Stock-split buy No. 1: Alphabet

Alphabet stock is an investor favorite, and a quick look at the stock chart helps illustrate why. In the decade leading up to its split, the company's share price climbed by more than 500% -- even after shedding 39% last year. Helping drive its ascent was an enviable financial performance that increased revenue by 442% and net income that surged 518%.

Helping fuel those stunning financial gains was equally dominant operational excellence. Google's lead in internet search is unrivaled, with 92% of the worldwide search market, a share it has held for more than a decade, according to data supplied by web traffic analytics provider StatCounter. This market dominance is unlikely to change soon.

While search provides the foundation, it's Alphabet's industry-leading digital advertising that pays the bills. The company controlled roughly 30% of worldwide internet ad sales last year, according to data compiled by online industry publication Digiday. While the recent downturn weighed on Google's adtech business, there are signs a recovery in the advertising market has begun.

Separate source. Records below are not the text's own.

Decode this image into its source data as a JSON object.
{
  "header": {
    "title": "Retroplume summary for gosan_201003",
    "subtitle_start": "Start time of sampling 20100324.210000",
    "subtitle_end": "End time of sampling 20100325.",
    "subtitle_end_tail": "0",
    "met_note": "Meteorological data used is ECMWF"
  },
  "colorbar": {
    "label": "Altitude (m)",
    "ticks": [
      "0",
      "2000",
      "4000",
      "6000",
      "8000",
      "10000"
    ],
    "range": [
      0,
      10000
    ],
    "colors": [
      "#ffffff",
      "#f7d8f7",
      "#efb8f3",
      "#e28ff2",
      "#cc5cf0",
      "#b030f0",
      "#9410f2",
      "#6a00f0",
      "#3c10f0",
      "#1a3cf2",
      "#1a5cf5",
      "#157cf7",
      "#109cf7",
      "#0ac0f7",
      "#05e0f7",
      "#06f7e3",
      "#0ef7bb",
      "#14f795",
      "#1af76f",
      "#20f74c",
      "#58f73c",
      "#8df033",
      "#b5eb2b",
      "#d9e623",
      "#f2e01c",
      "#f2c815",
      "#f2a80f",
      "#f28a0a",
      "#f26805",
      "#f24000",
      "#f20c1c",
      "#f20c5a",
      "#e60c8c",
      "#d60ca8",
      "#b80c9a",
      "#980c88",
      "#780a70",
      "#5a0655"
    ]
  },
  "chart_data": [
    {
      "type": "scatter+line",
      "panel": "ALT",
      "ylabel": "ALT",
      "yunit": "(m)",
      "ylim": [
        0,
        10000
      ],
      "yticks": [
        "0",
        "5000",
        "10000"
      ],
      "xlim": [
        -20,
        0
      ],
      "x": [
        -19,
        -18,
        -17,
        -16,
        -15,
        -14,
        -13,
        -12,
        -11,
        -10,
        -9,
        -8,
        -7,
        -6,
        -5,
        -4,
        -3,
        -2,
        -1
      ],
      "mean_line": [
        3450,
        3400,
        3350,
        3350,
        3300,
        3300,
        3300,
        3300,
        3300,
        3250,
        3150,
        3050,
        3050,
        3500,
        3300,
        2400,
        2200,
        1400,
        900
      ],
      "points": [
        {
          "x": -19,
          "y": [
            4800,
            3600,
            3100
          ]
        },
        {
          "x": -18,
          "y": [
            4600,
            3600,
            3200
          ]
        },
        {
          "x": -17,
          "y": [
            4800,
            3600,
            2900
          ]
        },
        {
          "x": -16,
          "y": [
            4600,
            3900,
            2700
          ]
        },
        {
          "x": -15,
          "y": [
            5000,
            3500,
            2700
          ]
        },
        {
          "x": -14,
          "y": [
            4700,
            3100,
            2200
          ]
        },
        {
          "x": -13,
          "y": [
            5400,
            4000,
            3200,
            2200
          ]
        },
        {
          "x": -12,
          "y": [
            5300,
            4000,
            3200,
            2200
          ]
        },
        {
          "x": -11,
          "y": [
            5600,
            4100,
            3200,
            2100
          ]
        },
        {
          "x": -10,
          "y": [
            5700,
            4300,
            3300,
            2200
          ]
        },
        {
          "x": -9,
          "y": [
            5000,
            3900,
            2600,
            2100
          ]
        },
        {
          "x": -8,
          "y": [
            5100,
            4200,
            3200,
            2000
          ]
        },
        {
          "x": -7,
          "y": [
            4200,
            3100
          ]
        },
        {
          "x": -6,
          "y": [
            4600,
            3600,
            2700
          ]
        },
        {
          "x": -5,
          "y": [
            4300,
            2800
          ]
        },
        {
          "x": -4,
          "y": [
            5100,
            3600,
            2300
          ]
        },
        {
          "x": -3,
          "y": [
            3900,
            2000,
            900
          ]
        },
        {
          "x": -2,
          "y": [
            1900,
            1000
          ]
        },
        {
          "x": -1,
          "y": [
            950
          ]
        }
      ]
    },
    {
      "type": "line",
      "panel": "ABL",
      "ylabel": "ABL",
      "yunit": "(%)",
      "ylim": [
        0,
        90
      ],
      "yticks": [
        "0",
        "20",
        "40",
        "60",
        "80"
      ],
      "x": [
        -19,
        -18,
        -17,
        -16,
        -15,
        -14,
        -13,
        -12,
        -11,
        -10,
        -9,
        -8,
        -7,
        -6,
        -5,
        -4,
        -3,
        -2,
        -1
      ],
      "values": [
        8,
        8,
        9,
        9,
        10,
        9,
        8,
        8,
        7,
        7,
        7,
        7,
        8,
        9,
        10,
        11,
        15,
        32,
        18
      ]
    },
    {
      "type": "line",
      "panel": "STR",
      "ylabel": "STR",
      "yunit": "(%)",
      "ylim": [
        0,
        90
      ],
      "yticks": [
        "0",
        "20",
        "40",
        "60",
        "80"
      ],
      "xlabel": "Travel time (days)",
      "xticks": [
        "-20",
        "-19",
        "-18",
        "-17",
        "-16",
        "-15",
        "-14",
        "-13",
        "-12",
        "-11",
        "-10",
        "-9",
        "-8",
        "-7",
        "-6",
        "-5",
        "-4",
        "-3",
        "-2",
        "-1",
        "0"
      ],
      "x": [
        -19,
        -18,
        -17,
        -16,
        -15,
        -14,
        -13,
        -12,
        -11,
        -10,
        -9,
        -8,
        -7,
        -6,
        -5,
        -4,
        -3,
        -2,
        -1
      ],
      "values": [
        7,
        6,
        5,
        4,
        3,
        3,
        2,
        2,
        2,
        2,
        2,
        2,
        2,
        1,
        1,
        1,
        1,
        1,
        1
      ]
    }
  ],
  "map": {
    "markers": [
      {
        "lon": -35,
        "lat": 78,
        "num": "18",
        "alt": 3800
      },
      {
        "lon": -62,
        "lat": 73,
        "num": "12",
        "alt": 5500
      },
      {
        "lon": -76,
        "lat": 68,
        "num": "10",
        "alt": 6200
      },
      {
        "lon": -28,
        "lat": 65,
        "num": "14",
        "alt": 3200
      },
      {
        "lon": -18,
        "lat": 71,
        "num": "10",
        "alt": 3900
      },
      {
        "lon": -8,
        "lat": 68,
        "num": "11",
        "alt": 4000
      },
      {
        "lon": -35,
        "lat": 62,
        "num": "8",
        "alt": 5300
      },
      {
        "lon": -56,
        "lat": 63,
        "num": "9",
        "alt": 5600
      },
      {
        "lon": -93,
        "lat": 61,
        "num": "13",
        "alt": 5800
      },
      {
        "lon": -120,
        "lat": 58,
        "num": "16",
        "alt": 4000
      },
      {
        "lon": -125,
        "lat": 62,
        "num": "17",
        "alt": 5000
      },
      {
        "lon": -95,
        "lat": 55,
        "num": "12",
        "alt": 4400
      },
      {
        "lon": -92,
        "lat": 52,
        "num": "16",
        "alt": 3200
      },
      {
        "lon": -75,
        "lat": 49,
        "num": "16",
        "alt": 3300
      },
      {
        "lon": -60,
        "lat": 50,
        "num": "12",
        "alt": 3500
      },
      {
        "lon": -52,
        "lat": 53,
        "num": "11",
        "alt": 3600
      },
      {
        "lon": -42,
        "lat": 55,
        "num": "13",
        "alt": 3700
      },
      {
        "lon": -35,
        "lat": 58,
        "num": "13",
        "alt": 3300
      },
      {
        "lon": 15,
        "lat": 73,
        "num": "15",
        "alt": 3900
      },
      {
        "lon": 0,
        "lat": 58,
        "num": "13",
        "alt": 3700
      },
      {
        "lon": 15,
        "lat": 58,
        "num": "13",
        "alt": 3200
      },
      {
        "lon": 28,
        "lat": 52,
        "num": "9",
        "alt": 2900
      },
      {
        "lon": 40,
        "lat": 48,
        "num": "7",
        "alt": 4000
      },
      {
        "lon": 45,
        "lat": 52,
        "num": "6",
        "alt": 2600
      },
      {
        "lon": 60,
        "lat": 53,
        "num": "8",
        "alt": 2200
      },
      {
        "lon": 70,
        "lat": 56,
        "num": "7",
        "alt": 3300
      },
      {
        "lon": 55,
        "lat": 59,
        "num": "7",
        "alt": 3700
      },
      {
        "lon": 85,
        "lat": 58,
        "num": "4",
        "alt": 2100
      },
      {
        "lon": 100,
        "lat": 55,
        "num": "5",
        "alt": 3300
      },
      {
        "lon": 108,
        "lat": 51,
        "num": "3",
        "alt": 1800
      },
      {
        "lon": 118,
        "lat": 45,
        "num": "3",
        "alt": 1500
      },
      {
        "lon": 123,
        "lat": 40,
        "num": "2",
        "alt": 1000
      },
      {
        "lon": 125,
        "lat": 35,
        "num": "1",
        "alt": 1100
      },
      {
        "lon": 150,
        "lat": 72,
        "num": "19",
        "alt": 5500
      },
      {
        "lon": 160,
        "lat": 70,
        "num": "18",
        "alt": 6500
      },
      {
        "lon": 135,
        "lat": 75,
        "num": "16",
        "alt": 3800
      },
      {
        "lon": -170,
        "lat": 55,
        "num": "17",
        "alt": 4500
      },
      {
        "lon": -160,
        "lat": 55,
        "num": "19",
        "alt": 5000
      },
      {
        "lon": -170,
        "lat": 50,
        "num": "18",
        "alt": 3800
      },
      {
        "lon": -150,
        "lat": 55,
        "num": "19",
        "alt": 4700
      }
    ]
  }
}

Then there's Alphabet's cloud computing segment, Google Cloud. The company controls roughly 9% of the worldwide cloud infrastructure market, behind just Amazon Web Services (AWS) and Microsoft, with 30% and 26%, respectively, according to cloud research firm Canalys. Perhaps more importantly to investors, Google Cloud is growing faster than its well-heeled rivals, suggesting it is stealing market share. 

One of the most significant opportunities these days is recent developments in artificial intelligence (AI). Advancements in computing horsepower, large data sets, and next-generation algorithms gave rise to generative AI, which is currently sweeping the tech world. Alphabet is one of the few companies with both the resources and the cloud delivery channel necessary to profit from these advances by integrating AI tools into its suite of products and services and offering them to Google Cloud users.

Despite its history of excellence and the vast opportunity ahead, Alphabet stock is still remarkably cheap. The stock currently trades at 21 times next year's earnings, cheaper than the S&P 500's price-to-earnings (P/E) ratio of nearly 26. Alphabet stock has rarely been cheaper, so this is one stock-split stock investors should be buying hand over fist before Wall Street comes to its senses.

Stock-split buy No. 2: Amazon

Another industry leader that's dirt-cheap right now is Amazon. When the company split its shares last year, it was for good reason. During the decade between 2012 and 2021 -- before the one-two punch of a weakening economy and rampant inflation crushed consumer spending -- the online retail specialist grew its stock price by 1,830%. Helping fuel those stock price gains were revenue gains of 688% and net income that soared 7,990%. 

The company is the unrivaled leader in the e-commerce industry, controlling an estimated 38% of the U.S. market -- more than its next 14 rivals combined -- according to online data provider Statista. If that weren't enough, Amazon is also the second-largest global retailer, according to Deloitte's 2022 Global Powers of Retailing Report. This dominance is unlikely to change -- at least not any time soon -- and the ongoing economic recovery will no doubt increase Amazon's fortunes. 

The company also continues to lead cloud infrastructure services, an industry it pioneered, controlling 30% of the market. The accelerating adoption of generative AI could also boost its cloud growth, by offering AI products and services to its captive audience.

Another important growth area for Amazon is online advertising. The company parlayed the digital real estate on its online store into a virtual billboard, making it the third-largest digital advertiser in the U.S. and the fourth-largest worldwide. Amazon is also leveraging its adtech business via its homegrown, ad-supported streaming video channel Freevee and its ownership of IMDb -- the Internet Movie Database.

Despite its proclivities toward industry leadership and the vast opportunities ahead, Amazon is still selling for a song. The stock is trading for about 3 times next year's sales, still near its cheapest valuation since 2016. That's yet another reason investors should be buying Amazon hand over fist and holding for the long term.